I didn’t have a particular destination in mind when I left Asheville, North Carolina, but when I stopped for gas in Charleston, South Carolina, I decided to stay the night. And I never left. I rented a house right on the ocean, spending my days wandering around in the tide and my nights drinking far too much. I also fucked my way through most of the women vacationing in the area. I know what you’re thinking: How could I sleep with someone else so soon after losing the woman I professed to love? First off, no sleeping was involved. It was straight fucking—hard—and then I’d show them the door. No strings, no feelings, no flowers. Instead of considering me a lousy bastard, look at it as me simply trying to avoid dealing with the shitshow I call my life.
Unfortunately, as it often happens, life has intruded on my frat-boy existence. My mother is sick, and my father is being as evasive as a dirty politician up for re-election. I know she hasn’t been feeling well for the last month, and she’s had some tests run, but that’s about as much as anyone’s told me. Since I’ve cut off most contact with my friends, I can’t really blame anyone other than myself for the fact that I’m three hundred miles from home and have no fucking idea what’s going on. Wasn’t that the way I wanted it? Hell, I laid down that law when I left. I gave Lucian and my father my new email address, instructing them both it was for emergencies only, and I hadn’t looked back.
Truthfully, I didn’t miss anyone for months. I’d been too mired in my own misery to wonder about the outside world. I received regular messages from both Luc and my father, and sometimes I replied, but more often, I didn’t. Lucian and I had been friends since grade school. We’d been quite a pair. He was the brains of the outfit, and I was the comic relief. Then Cassie Wyatt came along, and there were three of us.

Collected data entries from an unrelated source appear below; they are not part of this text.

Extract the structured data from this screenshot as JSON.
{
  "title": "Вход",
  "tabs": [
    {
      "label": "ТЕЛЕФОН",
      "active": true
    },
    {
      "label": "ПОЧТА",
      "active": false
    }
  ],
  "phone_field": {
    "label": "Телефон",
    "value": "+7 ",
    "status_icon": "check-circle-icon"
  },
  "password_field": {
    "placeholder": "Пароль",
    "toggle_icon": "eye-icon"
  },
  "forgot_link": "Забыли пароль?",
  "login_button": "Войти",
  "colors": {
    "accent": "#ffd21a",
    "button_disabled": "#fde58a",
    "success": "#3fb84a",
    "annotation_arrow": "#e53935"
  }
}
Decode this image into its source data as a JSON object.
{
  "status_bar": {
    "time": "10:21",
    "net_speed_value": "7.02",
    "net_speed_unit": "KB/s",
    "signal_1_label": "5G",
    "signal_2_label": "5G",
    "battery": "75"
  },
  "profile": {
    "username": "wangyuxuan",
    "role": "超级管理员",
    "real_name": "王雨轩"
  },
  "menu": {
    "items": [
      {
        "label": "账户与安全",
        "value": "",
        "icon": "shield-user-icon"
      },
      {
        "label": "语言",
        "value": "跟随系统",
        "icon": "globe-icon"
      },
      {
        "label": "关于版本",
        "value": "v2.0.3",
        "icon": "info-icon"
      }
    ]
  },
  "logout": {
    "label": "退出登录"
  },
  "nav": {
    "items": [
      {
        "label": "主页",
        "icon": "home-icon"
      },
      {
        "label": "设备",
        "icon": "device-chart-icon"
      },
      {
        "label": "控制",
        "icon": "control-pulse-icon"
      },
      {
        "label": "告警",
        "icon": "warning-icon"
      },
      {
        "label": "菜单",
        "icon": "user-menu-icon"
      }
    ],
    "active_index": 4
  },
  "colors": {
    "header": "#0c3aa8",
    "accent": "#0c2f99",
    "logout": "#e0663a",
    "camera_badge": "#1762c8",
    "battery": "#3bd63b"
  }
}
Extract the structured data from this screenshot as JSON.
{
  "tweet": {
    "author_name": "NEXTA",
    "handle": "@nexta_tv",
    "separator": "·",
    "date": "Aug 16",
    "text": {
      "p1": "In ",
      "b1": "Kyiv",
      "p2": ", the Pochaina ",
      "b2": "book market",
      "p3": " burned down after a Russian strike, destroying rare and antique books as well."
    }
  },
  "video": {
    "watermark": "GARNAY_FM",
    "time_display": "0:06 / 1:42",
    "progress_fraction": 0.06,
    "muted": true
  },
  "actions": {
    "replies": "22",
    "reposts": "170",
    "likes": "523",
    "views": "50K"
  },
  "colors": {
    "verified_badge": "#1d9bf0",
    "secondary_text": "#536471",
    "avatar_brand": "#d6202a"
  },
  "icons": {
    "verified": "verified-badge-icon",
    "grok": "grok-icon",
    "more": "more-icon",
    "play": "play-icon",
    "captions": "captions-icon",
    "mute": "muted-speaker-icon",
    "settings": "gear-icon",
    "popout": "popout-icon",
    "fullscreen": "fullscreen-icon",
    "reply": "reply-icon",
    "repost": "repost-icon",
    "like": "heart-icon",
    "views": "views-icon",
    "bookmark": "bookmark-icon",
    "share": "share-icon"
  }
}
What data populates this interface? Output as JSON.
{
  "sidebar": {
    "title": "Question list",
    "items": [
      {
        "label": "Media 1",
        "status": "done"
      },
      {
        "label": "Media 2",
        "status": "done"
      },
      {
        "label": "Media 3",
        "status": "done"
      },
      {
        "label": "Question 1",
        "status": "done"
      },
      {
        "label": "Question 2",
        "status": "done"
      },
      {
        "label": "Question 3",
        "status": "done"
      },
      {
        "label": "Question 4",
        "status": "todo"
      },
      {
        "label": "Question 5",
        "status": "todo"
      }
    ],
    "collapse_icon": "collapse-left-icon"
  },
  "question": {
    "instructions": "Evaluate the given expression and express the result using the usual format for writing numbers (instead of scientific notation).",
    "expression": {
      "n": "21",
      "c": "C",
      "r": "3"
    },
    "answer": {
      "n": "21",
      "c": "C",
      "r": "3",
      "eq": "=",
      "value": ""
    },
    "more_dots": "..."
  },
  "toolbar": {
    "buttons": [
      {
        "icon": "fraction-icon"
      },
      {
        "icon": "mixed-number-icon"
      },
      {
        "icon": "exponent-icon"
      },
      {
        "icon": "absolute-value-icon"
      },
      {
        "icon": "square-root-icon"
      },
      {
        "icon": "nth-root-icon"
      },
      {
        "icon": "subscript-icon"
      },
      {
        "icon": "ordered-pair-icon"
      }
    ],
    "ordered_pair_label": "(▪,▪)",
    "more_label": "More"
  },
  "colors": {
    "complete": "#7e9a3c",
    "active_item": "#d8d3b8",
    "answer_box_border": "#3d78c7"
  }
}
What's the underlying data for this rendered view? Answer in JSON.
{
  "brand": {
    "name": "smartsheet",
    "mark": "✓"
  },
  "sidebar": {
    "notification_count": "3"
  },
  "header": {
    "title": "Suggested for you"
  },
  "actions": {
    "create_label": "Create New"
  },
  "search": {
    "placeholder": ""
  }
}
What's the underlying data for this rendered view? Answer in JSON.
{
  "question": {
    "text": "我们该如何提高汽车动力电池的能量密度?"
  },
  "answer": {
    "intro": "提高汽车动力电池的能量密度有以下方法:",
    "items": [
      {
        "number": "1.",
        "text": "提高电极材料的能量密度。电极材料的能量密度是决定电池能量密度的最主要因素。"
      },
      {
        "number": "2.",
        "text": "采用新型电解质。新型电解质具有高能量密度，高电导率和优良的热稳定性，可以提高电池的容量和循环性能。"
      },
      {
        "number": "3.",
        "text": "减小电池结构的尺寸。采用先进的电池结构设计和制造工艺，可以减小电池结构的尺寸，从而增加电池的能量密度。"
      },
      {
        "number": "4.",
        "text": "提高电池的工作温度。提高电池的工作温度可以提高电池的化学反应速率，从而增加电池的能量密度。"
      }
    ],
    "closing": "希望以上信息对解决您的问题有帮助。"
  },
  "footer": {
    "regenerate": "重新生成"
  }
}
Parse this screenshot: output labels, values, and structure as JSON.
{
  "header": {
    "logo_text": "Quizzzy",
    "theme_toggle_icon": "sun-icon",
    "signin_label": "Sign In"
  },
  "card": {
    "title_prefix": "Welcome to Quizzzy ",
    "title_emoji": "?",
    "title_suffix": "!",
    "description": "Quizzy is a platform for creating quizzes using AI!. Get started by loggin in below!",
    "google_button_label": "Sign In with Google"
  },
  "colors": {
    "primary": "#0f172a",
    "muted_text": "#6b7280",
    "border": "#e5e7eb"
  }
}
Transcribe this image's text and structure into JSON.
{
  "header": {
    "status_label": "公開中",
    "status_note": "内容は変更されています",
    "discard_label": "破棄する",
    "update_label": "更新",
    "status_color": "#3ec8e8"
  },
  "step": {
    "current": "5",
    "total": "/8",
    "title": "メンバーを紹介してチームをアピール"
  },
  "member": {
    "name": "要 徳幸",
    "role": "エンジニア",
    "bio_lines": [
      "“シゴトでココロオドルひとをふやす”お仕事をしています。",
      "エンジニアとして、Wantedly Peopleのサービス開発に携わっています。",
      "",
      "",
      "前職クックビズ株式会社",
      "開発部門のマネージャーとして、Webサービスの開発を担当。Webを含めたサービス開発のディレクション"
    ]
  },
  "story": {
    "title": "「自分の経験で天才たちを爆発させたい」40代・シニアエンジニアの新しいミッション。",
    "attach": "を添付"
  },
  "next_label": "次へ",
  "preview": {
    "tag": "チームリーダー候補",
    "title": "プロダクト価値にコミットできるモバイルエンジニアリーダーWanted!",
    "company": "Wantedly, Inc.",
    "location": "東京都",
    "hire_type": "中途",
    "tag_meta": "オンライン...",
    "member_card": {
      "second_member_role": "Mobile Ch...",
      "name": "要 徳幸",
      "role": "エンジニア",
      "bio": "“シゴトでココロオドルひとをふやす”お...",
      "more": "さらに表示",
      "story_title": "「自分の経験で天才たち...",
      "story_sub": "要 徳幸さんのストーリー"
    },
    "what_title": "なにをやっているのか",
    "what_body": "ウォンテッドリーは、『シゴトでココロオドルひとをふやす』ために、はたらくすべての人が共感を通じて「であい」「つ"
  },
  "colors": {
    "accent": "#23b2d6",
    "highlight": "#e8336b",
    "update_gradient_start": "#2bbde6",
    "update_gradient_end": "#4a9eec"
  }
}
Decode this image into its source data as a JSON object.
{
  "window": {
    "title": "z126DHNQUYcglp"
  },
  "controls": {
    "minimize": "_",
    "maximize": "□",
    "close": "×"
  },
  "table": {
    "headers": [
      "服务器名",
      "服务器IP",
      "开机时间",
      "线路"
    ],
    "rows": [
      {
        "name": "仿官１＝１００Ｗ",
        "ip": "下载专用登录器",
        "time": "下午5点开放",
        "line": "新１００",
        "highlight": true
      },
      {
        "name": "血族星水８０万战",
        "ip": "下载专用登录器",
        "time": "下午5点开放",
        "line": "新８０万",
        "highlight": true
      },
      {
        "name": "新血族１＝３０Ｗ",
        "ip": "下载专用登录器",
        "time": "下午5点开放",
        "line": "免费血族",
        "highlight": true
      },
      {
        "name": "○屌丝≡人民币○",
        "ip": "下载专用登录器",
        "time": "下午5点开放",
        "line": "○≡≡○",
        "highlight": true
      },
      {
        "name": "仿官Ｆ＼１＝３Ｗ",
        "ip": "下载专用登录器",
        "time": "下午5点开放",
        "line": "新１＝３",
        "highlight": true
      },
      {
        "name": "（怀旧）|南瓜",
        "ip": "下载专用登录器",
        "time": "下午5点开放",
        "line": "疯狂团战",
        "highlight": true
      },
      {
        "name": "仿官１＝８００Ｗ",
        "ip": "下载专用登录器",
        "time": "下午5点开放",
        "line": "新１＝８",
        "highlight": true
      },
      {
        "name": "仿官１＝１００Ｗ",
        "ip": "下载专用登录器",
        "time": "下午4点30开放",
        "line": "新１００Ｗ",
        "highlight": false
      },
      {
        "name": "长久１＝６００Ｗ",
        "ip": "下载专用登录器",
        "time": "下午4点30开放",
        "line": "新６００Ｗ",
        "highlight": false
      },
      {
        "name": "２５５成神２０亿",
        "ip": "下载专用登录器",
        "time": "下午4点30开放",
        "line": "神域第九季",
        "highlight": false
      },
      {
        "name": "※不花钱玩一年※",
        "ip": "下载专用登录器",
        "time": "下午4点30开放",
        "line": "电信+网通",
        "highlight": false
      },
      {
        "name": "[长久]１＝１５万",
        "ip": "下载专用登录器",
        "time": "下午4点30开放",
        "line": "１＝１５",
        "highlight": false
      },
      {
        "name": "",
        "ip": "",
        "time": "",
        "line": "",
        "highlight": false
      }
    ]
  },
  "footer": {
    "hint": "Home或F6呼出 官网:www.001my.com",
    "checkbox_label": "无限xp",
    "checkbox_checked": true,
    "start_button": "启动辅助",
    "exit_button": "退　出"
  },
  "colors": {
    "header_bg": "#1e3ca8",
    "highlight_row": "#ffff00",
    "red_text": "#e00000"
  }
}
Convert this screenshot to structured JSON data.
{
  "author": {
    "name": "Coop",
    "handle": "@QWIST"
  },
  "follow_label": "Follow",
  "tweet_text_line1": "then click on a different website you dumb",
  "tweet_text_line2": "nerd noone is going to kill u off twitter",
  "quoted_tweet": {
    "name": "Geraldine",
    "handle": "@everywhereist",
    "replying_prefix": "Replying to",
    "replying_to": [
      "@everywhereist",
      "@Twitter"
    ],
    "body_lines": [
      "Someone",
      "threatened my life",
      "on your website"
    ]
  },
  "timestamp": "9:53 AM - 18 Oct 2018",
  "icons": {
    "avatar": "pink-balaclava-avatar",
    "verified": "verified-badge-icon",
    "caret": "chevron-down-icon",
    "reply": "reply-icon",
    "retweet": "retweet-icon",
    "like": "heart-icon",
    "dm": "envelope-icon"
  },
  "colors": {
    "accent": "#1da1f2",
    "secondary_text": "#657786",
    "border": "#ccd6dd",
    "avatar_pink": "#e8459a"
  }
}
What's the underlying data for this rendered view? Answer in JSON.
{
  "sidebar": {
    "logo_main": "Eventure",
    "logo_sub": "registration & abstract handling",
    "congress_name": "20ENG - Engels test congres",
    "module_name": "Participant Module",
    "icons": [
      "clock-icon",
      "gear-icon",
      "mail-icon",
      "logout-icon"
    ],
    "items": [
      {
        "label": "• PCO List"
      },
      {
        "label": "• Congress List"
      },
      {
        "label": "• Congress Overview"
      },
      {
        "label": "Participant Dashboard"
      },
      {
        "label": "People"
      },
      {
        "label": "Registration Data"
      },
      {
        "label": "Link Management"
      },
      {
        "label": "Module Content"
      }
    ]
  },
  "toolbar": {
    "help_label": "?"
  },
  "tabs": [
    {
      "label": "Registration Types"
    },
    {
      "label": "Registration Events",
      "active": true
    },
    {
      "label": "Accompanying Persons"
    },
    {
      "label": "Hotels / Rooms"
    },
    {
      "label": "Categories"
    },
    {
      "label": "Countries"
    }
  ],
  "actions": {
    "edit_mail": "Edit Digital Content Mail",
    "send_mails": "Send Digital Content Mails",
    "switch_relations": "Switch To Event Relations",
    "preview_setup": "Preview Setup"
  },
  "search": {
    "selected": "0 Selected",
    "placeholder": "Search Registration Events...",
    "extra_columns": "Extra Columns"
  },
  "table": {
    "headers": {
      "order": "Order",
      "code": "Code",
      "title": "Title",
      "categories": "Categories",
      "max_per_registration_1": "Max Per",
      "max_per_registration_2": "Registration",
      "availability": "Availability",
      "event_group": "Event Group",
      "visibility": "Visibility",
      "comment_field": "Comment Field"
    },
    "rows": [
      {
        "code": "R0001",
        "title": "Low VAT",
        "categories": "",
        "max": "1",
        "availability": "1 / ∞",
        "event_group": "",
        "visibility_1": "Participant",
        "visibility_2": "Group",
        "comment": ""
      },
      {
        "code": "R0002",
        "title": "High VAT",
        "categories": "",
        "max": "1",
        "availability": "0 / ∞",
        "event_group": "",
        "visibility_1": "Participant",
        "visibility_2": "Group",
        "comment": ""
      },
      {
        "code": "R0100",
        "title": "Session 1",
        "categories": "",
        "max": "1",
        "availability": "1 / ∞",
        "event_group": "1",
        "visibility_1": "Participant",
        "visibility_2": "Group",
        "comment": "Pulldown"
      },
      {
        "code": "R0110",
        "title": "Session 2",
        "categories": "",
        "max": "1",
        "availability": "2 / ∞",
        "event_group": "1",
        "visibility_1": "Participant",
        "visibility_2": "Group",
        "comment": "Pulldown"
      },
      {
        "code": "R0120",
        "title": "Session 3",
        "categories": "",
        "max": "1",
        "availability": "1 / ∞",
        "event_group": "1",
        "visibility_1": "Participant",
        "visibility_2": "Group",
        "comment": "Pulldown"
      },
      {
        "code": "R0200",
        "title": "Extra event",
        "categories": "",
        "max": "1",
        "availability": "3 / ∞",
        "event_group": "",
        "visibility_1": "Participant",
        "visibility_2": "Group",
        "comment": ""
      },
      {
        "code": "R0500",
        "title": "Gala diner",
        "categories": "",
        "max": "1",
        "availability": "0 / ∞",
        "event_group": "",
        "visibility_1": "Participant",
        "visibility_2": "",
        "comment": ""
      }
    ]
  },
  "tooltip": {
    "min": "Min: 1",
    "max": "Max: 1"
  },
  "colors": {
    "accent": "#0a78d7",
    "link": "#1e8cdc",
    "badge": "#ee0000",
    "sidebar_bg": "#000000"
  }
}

I was crazy in love with Cassie from the first, but Luc had always been it for her, and that never changed. As in all famous love stories, theirs was eventually mired in tragedy and death. Cassie struggled with mental illness, and when she got pregnant during college with Luc’s baby, things took a turn for the worse. We were sharing an apartment, and despite my infatuation with her, even I’d noticed her increasingly erratic behavior. I was afraid being off her bipolar medication would send her into a tailspin, and my fears were justified.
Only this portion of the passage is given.